Oooooooh images. Features obviously can’t be treated the same as continuous or even discrete data sets. And, there are oh-so-many feature extractors to use for images.

I tried a couple including CV2’s SIFT Features, but, the best performing model used Graphlab’s Deep Feature Extractor. As listed in the Lessons Learned section, this utilizes a pre-trained convolutional neural network to extract features.

Here’s an awesome diagram to show how the pre-trained neural network extracts features for any other image: feature_extractor More info can also be found about ImageNet’s deep feature extractor here

There were a few other preprocessing steps that had to be taken into account to actually use this feature extractor.

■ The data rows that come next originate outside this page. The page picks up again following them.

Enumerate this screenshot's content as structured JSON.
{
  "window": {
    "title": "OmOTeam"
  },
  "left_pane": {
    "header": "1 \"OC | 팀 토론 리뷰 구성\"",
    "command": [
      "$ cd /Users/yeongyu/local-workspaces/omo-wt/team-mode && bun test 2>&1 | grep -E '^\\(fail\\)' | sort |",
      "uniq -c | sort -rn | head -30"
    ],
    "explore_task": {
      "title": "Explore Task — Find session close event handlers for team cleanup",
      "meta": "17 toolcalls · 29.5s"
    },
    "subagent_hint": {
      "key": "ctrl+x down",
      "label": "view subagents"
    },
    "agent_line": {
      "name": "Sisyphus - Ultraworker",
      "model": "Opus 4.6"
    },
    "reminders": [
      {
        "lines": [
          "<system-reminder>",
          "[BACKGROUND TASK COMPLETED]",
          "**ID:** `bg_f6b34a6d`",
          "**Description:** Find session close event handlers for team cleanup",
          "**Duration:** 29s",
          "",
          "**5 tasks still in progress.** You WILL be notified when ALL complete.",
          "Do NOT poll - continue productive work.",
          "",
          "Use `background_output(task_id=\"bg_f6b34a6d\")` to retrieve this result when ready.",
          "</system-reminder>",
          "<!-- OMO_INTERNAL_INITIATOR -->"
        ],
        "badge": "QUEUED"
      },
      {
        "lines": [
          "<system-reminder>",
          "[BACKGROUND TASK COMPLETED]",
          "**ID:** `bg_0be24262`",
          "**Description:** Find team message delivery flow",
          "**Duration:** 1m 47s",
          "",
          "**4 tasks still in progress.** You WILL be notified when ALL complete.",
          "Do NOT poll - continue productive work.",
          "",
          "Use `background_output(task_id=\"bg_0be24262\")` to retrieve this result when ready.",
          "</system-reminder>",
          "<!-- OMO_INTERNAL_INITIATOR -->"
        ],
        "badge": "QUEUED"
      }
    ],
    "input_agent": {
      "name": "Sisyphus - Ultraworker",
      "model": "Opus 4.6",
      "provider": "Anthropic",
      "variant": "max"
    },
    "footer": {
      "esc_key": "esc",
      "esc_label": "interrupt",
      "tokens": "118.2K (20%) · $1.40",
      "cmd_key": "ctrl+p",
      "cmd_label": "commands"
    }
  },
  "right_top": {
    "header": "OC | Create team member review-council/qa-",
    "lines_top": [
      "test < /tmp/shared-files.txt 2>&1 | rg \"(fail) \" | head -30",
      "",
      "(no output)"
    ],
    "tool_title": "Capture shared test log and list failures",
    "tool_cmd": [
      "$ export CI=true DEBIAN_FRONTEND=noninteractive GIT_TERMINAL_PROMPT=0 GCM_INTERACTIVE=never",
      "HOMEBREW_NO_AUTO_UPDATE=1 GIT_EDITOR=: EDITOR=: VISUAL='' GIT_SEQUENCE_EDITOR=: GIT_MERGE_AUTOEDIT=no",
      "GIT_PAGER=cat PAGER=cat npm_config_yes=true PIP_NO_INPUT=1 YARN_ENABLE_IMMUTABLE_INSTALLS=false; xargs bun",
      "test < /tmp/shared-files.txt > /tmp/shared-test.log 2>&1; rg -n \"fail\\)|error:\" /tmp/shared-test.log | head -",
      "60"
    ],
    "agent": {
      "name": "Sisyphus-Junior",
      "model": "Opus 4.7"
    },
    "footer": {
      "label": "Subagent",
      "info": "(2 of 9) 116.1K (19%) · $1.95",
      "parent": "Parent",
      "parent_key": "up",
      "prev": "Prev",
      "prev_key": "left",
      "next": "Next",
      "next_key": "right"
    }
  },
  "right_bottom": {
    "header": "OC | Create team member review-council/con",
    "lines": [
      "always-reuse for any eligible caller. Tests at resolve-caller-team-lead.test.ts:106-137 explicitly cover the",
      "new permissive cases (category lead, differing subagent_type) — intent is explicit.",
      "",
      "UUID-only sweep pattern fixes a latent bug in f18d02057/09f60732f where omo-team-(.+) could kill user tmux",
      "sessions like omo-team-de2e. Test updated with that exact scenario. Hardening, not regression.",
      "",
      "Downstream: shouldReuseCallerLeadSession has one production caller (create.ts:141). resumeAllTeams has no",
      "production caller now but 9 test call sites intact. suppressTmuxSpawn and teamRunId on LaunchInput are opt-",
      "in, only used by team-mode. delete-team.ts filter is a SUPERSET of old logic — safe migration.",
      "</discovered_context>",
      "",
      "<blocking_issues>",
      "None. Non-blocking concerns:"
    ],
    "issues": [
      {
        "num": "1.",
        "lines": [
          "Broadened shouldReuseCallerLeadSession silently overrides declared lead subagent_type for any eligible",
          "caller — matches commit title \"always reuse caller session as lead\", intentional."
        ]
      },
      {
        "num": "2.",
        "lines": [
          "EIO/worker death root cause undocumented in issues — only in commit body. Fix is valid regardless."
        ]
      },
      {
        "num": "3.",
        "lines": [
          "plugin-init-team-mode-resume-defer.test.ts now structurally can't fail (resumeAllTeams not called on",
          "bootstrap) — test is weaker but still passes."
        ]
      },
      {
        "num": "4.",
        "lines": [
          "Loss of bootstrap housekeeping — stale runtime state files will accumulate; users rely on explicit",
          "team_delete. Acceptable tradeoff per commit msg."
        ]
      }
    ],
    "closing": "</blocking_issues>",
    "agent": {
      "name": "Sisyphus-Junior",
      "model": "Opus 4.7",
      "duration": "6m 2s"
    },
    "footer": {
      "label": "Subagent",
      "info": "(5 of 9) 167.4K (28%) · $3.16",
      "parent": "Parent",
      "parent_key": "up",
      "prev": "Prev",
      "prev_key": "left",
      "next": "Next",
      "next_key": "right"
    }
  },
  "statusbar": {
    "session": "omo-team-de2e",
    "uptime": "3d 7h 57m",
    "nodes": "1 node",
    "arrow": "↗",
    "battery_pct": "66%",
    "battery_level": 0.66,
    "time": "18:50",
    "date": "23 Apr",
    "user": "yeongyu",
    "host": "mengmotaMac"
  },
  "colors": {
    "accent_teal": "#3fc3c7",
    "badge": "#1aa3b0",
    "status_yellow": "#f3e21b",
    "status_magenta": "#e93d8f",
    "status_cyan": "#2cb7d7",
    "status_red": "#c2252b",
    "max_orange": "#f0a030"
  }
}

Here’s the actual code that was used for a genre pull:

#Make sure you've installed graphlab first! 
#Installation is relatively painless and can be found here: https://turi.com/download/install-graphlab-create-command-line.html
import graphlab as gl 

#All the images are currently in a folder, with the paths as a list in X_test_g. 
#The first step is to read each image as a graphlab image
X_test_g_sf = [gl.Image(i) for i in X_test_g]

#Resize each image as a 100 x 100 x 3 image. Although iTunes denotes the album sizes as 100 x 100 x 3, upon examination of individual album covers, some were mis-sized at 97 x 97 x 3 for example. This informs uniformity!
X_test_g_sf = [gl.image_analysis.resize(i, 100, 100, 3, decode=True) for i in X_test_g_sf]

#Fit into a SFrame (Graphlab's version of Pandas dataframe)
X_test_g_sf = gl.SFrame(X_test_g_sf)

#Attach labels to SFrame - also attached the artists just to make ensure that things looked ok
X_test_g_sf["labels"] = y_test_g["updated_genre"]
X_test_g_sf["artists"] = y_test_g["artistName"]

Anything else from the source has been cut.